The use of antipsychotics was also standard in past decades for ER visits involving deliriants like PCP and STP. It had very negative cognitive effects as it does when used with ICU delirium, but the medical staff persist in thinking that shutting someone up is the same thing as treating them….
Certain antipsychotics in critically ill patients weren’t effective treatments for delirium, results from a major randomized trial showed.
For patients in the phase III MIND-USA (Modifying the Incidence of Delirium) trial, neither haloperidol (Haldol) nor ziprasidone (Geodon) extended the number of days alive without delirium or coma — the trial’s primary endpoint — reported E. Wesley Ely, MD, MPH, of Vanderbilt University Medical Center in Nashville, and colleagues (P=0.26 for overall effect):
- Haloperidol: 7.9 days (95% CI 4.4-9.6)
- Ziprasidone: 8.7 days (95% CI 5.9-10.0)

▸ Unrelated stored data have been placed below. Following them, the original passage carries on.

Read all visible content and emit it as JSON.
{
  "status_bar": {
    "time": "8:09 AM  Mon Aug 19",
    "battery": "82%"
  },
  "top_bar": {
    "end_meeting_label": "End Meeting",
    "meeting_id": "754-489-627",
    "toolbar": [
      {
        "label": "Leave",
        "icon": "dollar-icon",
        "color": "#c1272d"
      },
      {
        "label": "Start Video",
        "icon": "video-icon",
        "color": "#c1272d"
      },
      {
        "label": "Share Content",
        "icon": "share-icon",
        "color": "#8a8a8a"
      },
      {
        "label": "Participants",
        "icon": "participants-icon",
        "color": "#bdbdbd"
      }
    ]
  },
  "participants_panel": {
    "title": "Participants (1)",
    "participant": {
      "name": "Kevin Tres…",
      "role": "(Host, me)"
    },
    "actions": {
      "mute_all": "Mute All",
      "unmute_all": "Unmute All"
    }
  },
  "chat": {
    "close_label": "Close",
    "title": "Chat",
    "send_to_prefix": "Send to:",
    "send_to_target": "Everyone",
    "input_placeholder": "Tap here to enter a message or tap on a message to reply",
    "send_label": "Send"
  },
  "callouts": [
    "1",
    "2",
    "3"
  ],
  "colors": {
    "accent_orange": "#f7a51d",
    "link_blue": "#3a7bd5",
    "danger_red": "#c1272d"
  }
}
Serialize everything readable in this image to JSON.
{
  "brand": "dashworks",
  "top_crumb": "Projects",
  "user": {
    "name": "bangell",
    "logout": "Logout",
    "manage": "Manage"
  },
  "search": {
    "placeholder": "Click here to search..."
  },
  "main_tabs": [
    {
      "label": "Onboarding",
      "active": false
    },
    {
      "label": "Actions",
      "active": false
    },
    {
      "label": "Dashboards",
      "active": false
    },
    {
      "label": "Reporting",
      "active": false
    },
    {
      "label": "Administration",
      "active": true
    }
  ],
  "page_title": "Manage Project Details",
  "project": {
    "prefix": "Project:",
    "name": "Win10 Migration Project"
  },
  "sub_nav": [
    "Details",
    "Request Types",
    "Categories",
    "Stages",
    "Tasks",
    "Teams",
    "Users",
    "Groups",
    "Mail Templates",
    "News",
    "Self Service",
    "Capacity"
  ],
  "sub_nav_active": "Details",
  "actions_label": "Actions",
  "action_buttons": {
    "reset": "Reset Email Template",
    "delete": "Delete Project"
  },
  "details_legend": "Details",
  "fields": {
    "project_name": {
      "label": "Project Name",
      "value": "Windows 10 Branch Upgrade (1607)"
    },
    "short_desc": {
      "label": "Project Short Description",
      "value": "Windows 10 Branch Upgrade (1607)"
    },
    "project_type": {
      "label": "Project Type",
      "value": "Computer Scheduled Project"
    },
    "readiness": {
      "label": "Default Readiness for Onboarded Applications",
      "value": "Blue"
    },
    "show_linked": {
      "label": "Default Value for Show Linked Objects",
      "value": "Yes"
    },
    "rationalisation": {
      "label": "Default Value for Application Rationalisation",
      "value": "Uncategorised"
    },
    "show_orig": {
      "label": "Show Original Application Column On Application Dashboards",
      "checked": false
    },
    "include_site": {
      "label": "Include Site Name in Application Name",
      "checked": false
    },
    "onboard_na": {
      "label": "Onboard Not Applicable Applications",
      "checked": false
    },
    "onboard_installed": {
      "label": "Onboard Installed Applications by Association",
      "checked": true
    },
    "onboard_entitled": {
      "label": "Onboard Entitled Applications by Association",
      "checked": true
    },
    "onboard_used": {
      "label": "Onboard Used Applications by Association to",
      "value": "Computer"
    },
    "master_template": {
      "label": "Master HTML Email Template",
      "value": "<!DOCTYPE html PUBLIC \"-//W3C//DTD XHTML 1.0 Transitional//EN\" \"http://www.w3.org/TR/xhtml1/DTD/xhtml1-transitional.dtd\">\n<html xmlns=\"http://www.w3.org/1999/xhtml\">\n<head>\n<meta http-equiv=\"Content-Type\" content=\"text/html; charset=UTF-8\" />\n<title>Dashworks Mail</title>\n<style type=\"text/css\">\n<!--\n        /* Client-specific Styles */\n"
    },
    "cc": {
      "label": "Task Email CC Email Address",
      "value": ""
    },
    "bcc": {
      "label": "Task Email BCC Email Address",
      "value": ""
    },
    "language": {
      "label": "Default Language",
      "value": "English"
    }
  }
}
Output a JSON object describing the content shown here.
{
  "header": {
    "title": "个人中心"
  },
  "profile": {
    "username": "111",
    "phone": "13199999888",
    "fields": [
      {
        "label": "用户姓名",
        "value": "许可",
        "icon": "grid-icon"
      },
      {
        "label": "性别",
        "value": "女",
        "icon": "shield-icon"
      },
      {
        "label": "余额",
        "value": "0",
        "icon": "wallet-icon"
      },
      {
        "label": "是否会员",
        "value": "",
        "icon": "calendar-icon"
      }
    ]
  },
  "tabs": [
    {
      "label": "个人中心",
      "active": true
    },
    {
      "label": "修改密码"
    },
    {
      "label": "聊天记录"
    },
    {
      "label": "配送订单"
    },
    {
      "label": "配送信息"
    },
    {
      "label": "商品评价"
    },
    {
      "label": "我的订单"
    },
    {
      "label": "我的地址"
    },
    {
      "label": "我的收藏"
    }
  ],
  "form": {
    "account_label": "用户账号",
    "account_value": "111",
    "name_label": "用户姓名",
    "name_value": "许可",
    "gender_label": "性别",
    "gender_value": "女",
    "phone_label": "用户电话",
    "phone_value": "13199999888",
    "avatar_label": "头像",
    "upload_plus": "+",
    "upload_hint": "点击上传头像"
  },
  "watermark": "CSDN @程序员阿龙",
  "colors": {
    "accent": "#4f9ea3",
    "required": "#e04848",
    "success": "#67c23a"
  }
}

- Placebo: 8.5 days (95% CI 5.6-9.9)
“This study uproots 40 years of clinical practice and took over 15 years from the time we started this line of inquiry to get to this point in discovery,” Ely told MedPage Today. “It is one of the most negative trials I’ve ever seen, which translates into something very positive for patient care.”
“It was nutty that for 40 years we were treating patients with an entire class of drugs, antipsychotics, without any proof they worked for delirium,” Ely continued. “The practice is very widespread to use antipsychotics for delirium. It is happening right now in many tens of thousands of patients, and over the year probably millions of patients in many settings receive antipsychotics for delirium — nursing homes, hospitals, ICUs.”
“We undertook the study with equipoise. Not knowing but feeling confident that either answer, whatever is truth, would change medicine,” said Ely.
None of the secondary efficacy endpoints were significantly different between groups, either. These included time to ICU and hospital discharge, days to freedom from mechanical ventilation, as well as mortality at 30 and 90 days.
Similarly, safety endpoints also didn’t significantly differ between treatments, which included frequency of excessive sedation as well as frequency of extrapyramidal symptoms, although prolongation of the correct QT interval was slightly more common with ziprasidone.
“The study is good news for patients, but it still needs more data going forward,” said Ely. “It is wonderful news for patients because it will help their physicians to avoid giving them drugs for delirium when that is not going to help them, and also the ICU teams will be able to direct their care for the delirium in more established and successful directions, such as the ABCDEF bundle.”